COVID-19 Symptoms Analysis and Clustering Methods

Color recently published a press release highlighting key results from an analysis of data from over 30,000 individuals who completed a Color COVID-19 test. The press release highlighted that the majority of individuals who test positive reported mild or no symptoms, and only a small percentage had a high fever. Building on that release, we are sharing more details on the analysis methods behind the results.

78% of people who tested positive for SARS-CoV-2 had mild symptoms (48%) or reported no symptoms (30%) at the time of testing.

Understanding how COVID-19 manifests in a broader population is important for obtaining more representative estimates for epidemiological modeling, and ensuring that reopening efforts are effective at a population scale. To date, most published COVID-19 testing data tend to be from cohorts of individuals who are severely ill or at high risk from hospital settings. Color’s testing data differs in that testing was prioritized for a broader population of Bay Area essential workers and residents. 

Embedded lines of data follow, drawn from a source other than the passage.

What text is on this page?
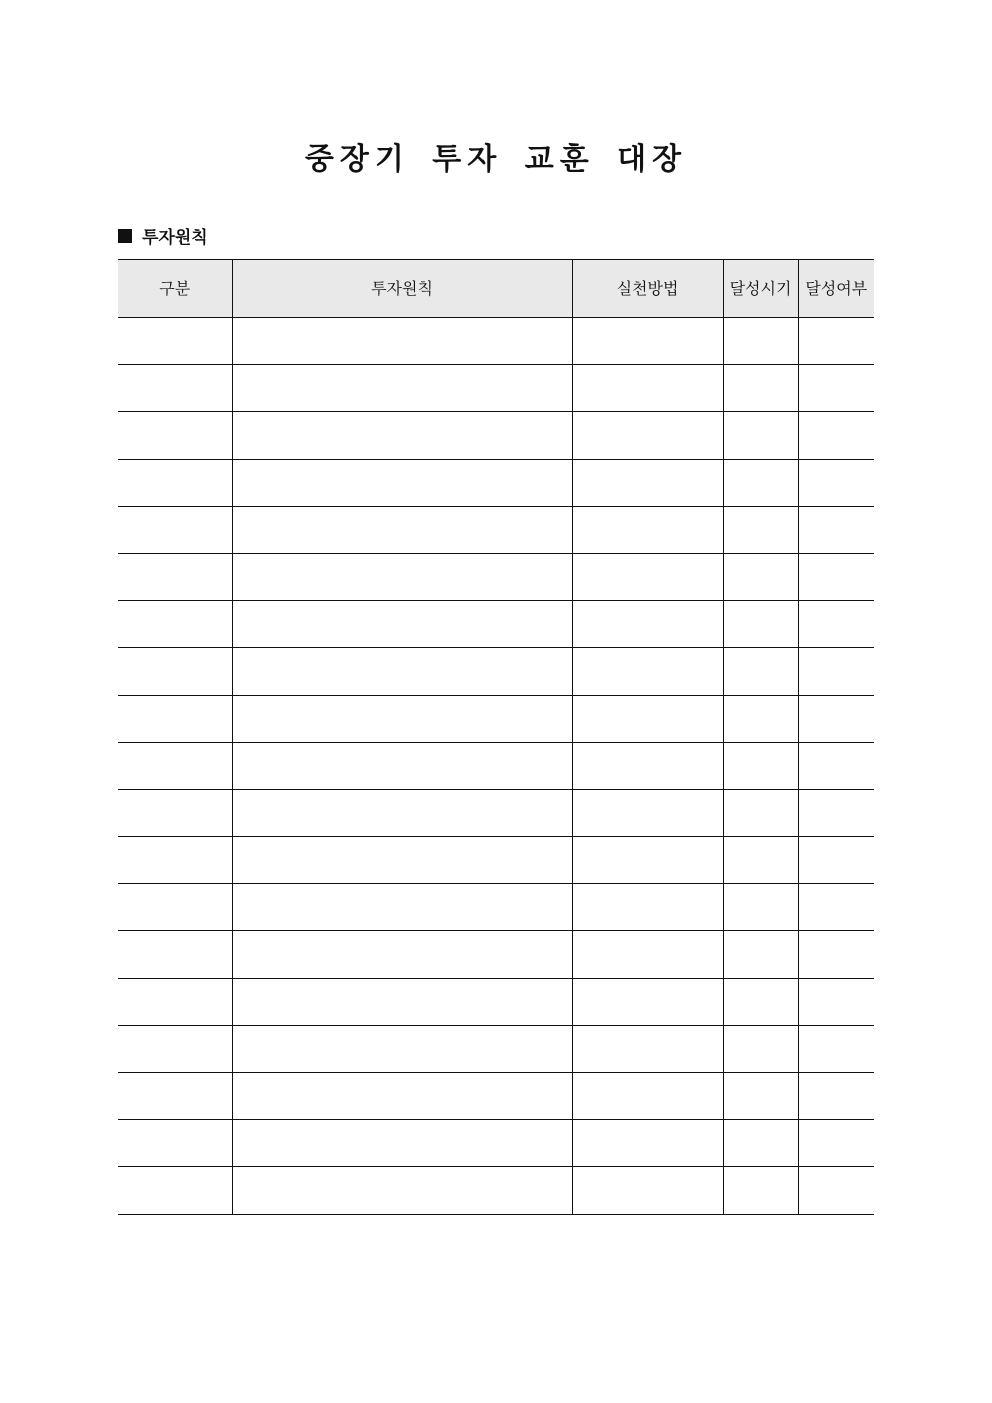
중장기 투자 교훈 대장
투자원칙
구분	투자원칙	실천방법	달성시기	달성여부
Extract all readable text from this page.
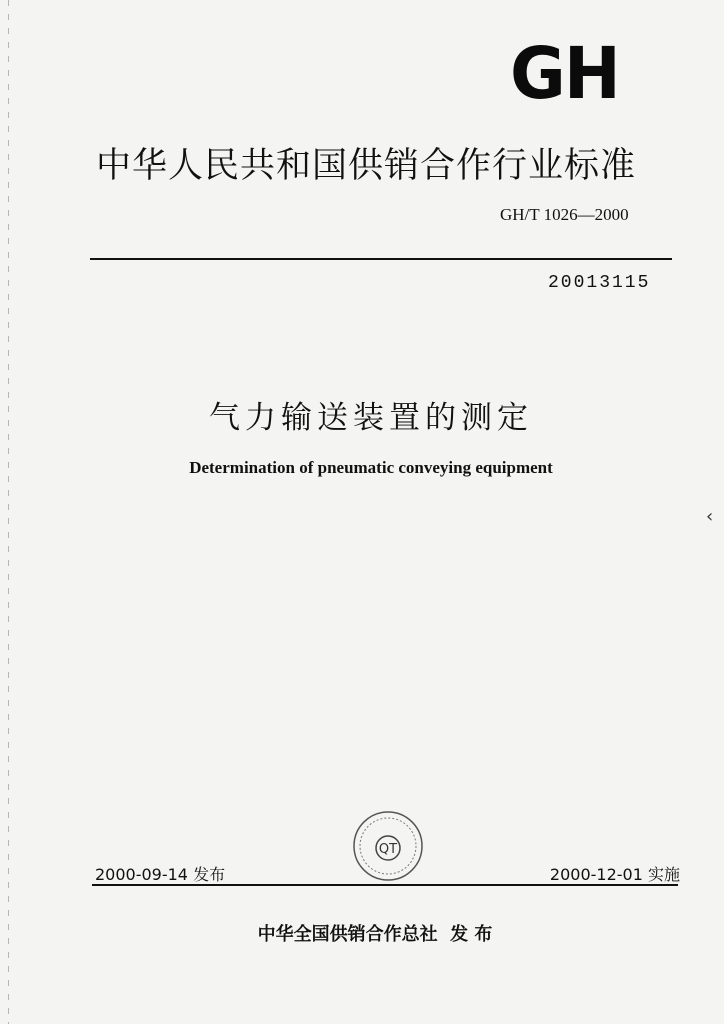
GH
中华人民共和国供销合作行业标准
GH/T 1026—2000
20013115
气力输送装置的测定
Determination of pneumatic conveying equipment
QT
2000-09-14 发布	2000-12-01 实施
中华全国供销合作总社  发 布
‹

For this analysis, we included results from 30,429 tests with an overall positive rate of 1.3%. The validation data for Color’s SARS-CoV-2 LAMP assay and Color’s FDA Emergency Use Authorization (EUA) can be found here. As part of the testing workflow, people self-reported their symptoms through an online pre-test questionnaire. The aggregated and de-identified answers to these questionnaires were used to investigate a few open questions:

What is the estimated asymptomatic rate among positive cases in a general population?

Which symptoms are most highly correlated with a positive SARS-CoV-2 result?

What is the predictive performance of a symptoms-based model for a positive SARS-CoV-2 result?

Key Takeaways and Implications for Reopening

This data presents a broader survey of SARS-CoV-2 positive cases than in previously published data, which were often limited to high-risk individuals in hospital settings. This data is inclusive of younger age groups, multiple ethnic groups, and more individuals who tested positive with no reported symptoms, which help us improve model estimates for a broader population.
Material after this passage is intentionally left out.